COMPETITION: A good learning opportunity

I was fortunate enough to be invited to the annual prize giving at the Duchess’s High School and had the opportunity to talk to the editor of the Northumberland Gazette, Paul Larkin, about celebrating our children’s accomplishments. It surprised me to learn that there are now real constraints as to what can be reported.

I had heard that there was to be no reporting of school winners in sport. Further, I learnt that even if the media could report the results, it is often not allowed to give the full facts. For example, it is not allowed to say if the goal difference is greater than five.
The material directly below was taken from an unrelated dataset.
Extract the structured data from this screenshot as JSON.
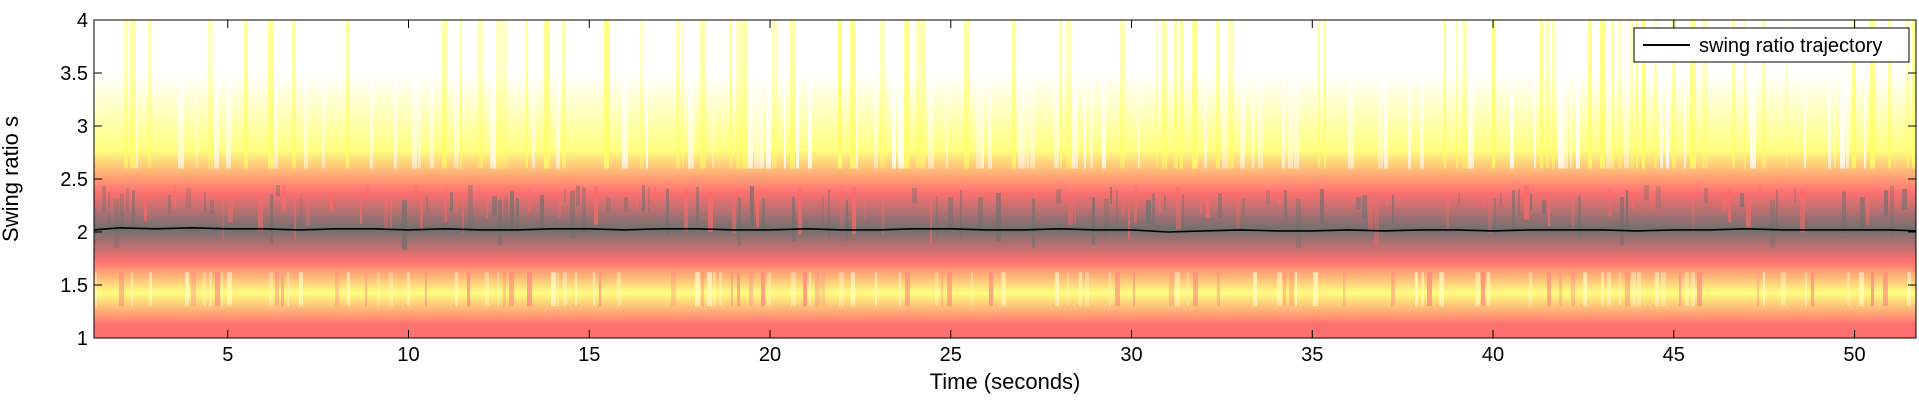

I was astonished by this. It doesn’t make any sense. What message does this send to our children? This evidently gives a false impression on what has happened in a match. We spend our lives tutoring children to tell the truth and not embellish the facts. Are we now saying that as adults it’s ok to do just that?

If there is to be no reporting on the winners of any sporting endeavour of anyone under 18, what is the point in having competition? By not reporting such accomplishments we are denying the winners the praise they deserve and we lose the opportunity to commiserate with the runners-up, giving them encouragement that they can achieve a better result next time.

Children learn through experience that life is a competition, be it academic, artistic, sport or playing games online. If we do not give credit where it is due, then we deny the future generation the experience of life’s triumphs, as well as an opportunity to cope with the inevitable disappointments that will occur throughout their lives.

I recall listening to a discussion on the radio about the 11+ exam and whether it had a positive or negative effect on those who failed. Many who spoke said it was the best thing that could have happened to them. Failing gave them the ‘kick up the Khyber’ they needed to succeed. Many, as a result, have gone on to become successful in their chosen field. If they had simply been allowed to go to the grammar school and been at the bottom of the class, they may not have had the same drive.

I’m not saying that competition works for everyone. However, for a good many, coming second or losing shouldn’t be seen as a failure, but a challenge in which to do better next time, or to choose another field in which they are better suited.

If the modern trend of ‘mollycoddling’ continues, all we will achieve is a generation who do not understand and cannot deal with any form of disappointment, or dare I say have the drive to succeed.

There will always be winners and losers. We owe it to our children to give them the opportunity to learn how to deal with both at an age where they can develop the skills to cope with the emotions that go with each event and have the means in which to succeed at whatever life throws at them in adulthood.